Il existe des femmes hors normes qui furent poètes immatériellement par et à travers leurs quêtes et cheminements : orages et silences. Le Poème ne se réduit pas uniquement à une résidence dans le territoire du texte écrit : parmi les milliers de poètes/poétesses ayant existé, combien parvinrent à insuffler dans le mot l’intensité du flux mélodique ? Dans l’introduction à Marcheuses au bord du gouffre, je me suis expliquée quant à la présence de Milena Jesenskà aux côtés des autres « calcinées » ; elle existe par les lettres que lui adresse Kafka et son rôle comme inspiratrice inégalée d’une œuvre où s’inscrit la crucifixion de tout un siècle. Milena n’est pas là en tant que poète : elle est le poème de Kafka.
Lorsque vous évoquez la troublante Unica Zürn, épouse de l’artiste Hans Bellmer, vous écrivez : «  On ne vit pas impunément aux côtés d’un grand artiste : à son tour, Unica éprouve, elle aussi, le besoin de s’exprimer à travers dessins et anagrammes. » Cela m’évoque votre situation, vous-même partageant la vie du poète consacré Marc Alyn. Pouvez-vous parler de ce rapport créateur ? 

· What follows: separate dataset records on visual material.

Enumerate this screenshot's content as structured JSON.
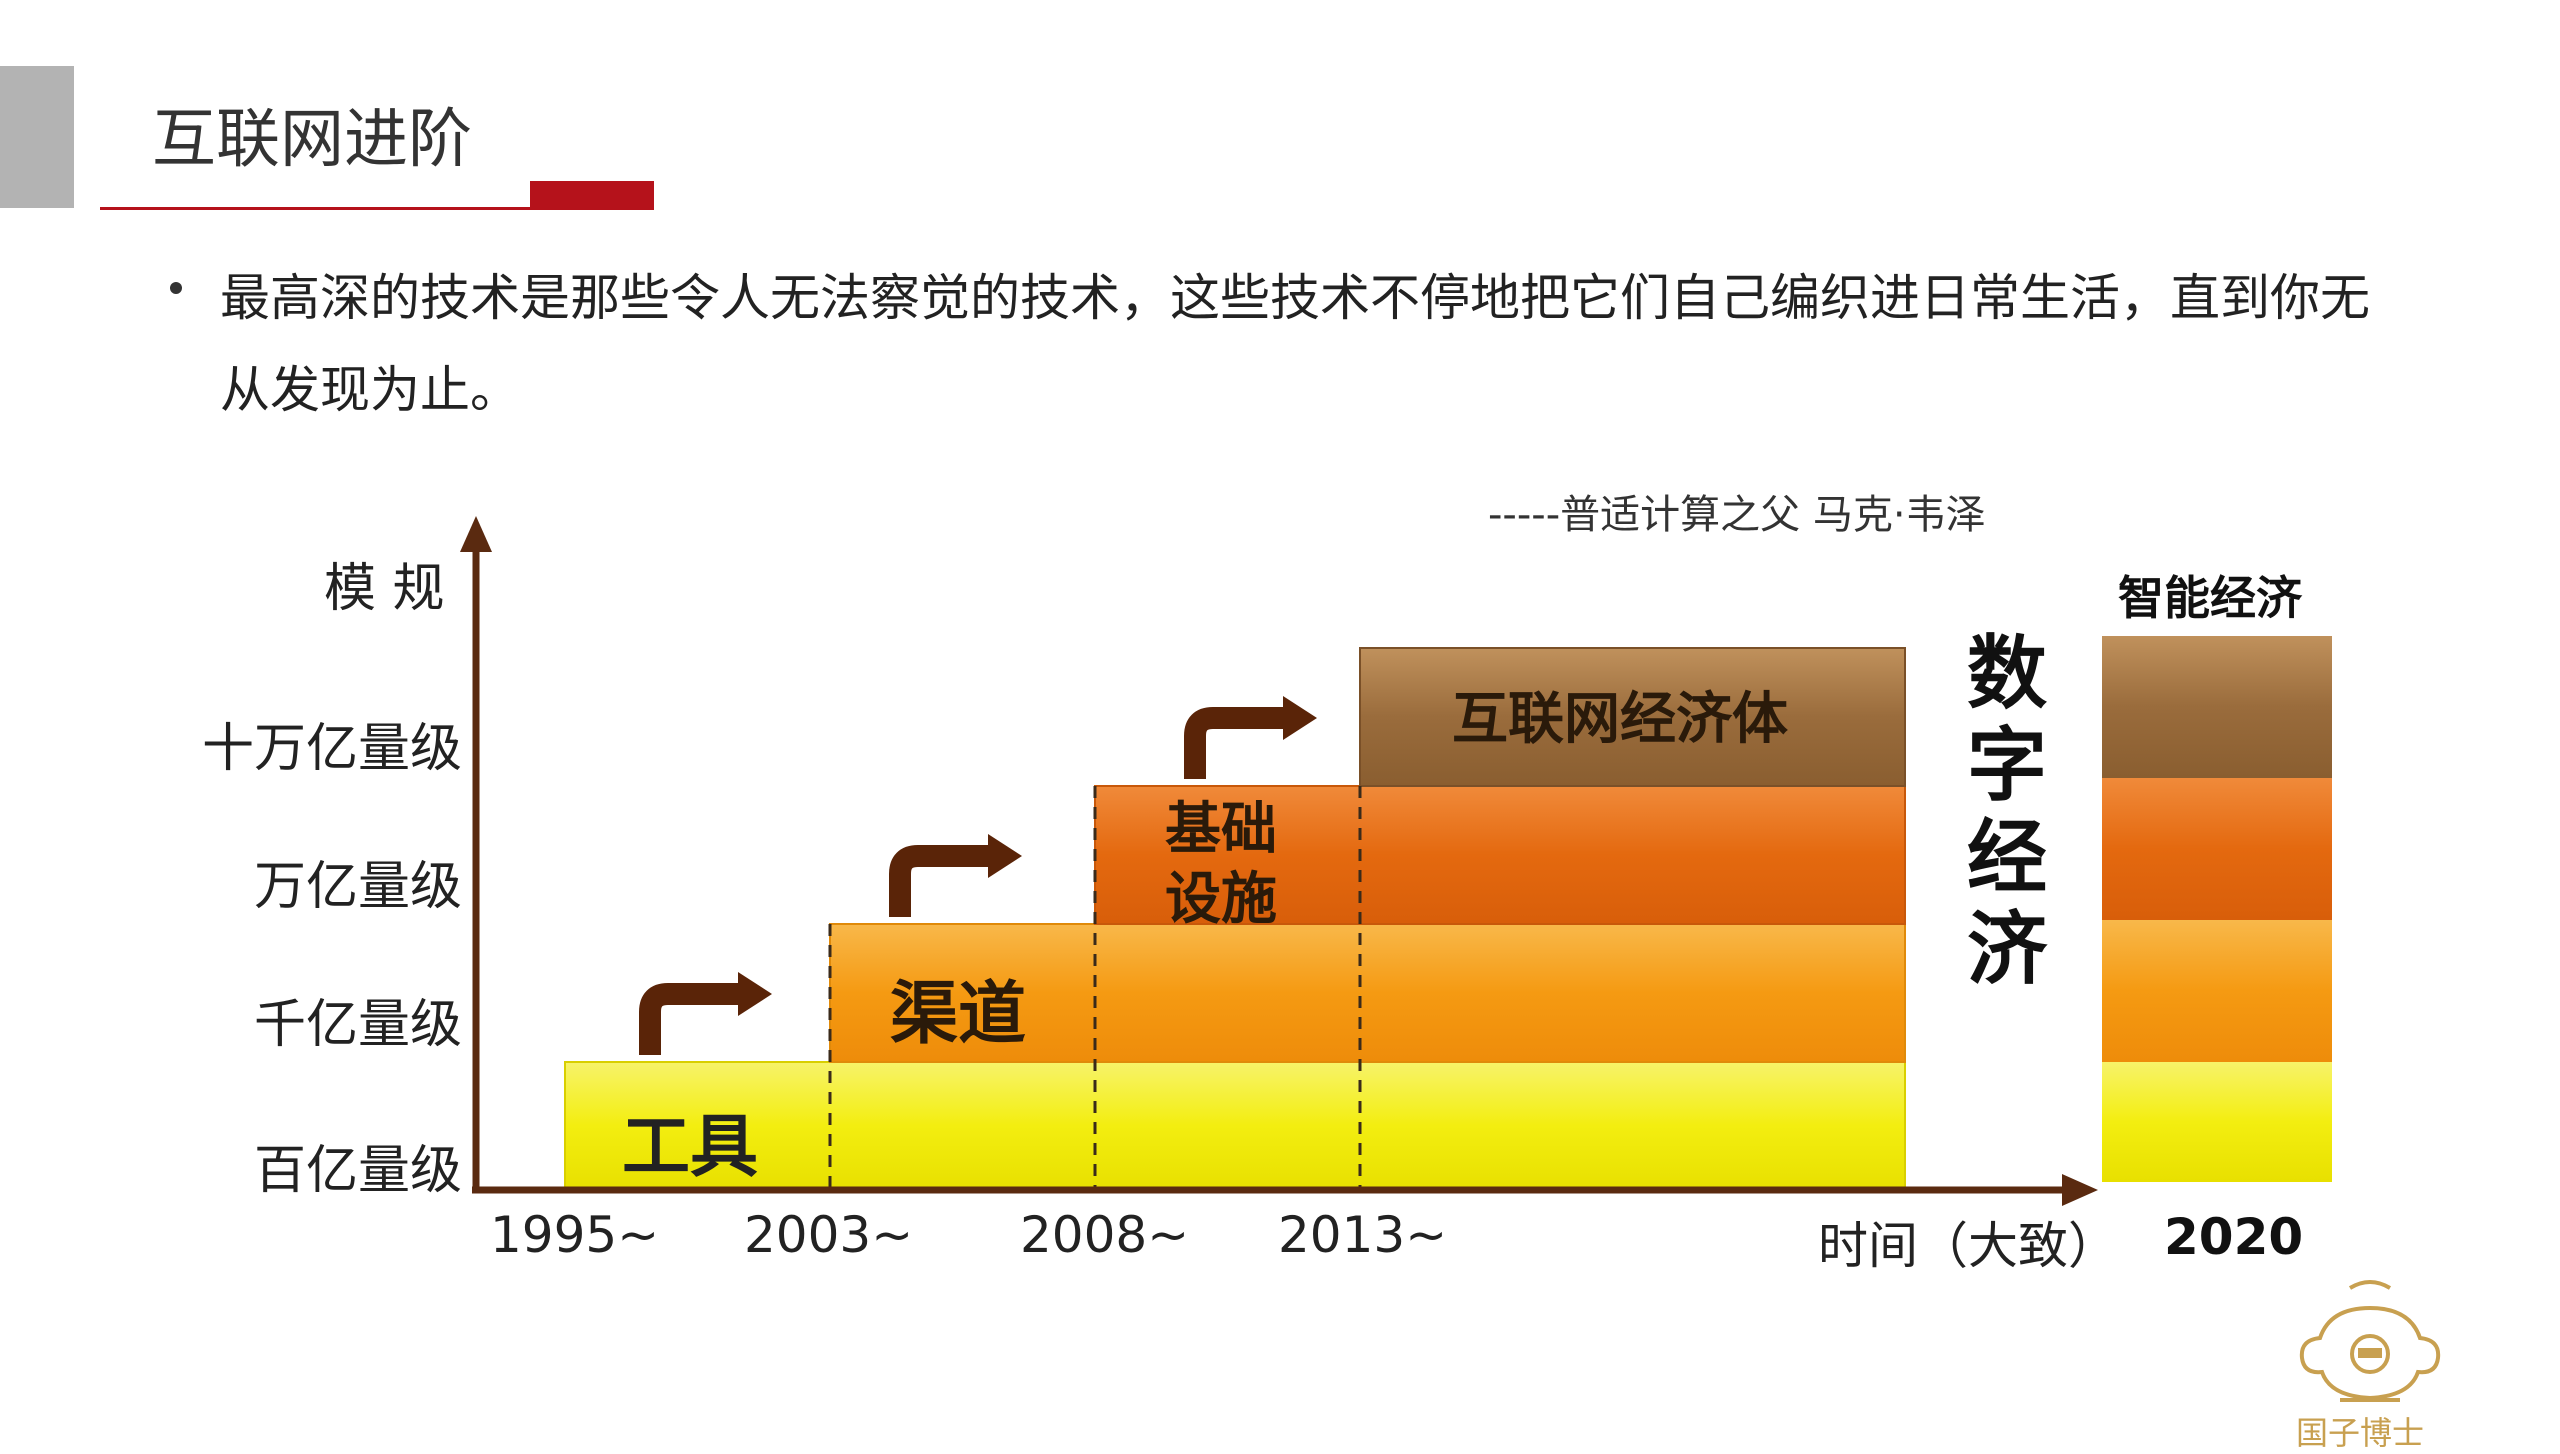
{
  "header": {
    "title": "互联网进阶"
  },
  "bullet": {
    "text": "最高深的技术是那些令人无法察觉的技术，这些技术不停地把它们自己编织进日常生活，直到你无从发现为止。"
  },
  "quote": "-----普适计算之父 马克·韦泽",
  "diagram": {
    "y_axis_title": "模 规",
    "x_axis_title": "时间（大致）",
    "levels": [
      "百亿量级",
      "千亿量级",
      "万亿量级",
      "十万亿量级"
    ],
    "stages": [
      {
        "label": "工具",
        "start": "1995~",
        "level": "百亿量级",
        "color": "#f5ef12"
      },
      {
        "label": "渠道",
        "start": "2003~",
        "level": "千亿量级",
        "color": "#f59a12"
      },
      {
        "label": "基础设施",
        "label_line1": "基础",
        "label_line2": "设施",
        "start": "2008~",
        "level": "万亿量级",
        "color": "#e4690f"
      },
      {
        "label": "互联网经济体",
        "start": "2013~",
        "level": "十万亿量级",
        "color": "#9a6c3c"
      }
    ],
    "digital_economy": "数字经济",
    "smart_economy": {
      "title": "智能经济",
      "year": "2020"
    }
  },
  "logo": {
    "name": "国子博士",
    "icon": "crest-icon"
  }
}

Unica Zürn fut à la fois la victime et le chef-d’oeuvre de son époux Hans Bellmer. Cette femme/enfant dénudée jusqu’à l’os, amputée d’elle-même dès l’enfance, prisonnière de ses extravagances cérébrales, se découvre créatrice à travers les tourments que lui fait subir l’ascèse érotique de Bellmer, dont elle est simultanément la poupée, la pute, la déesse. Le salut d’Unica, aux yeux de son créateur/destructeur, ne saurait surgir que de l’expression artistique : il l’initie, l’encourage à aller plus loin dans ses dessins et anagrammes, lui trouve des galeries d’art, sollicite ses amis les plus proches afin de lui apporter soutien et confort. L’enfer de cette marionnette déjà brisée dès sa prime jeunesse se situe au fond de son univers mental désarticulé.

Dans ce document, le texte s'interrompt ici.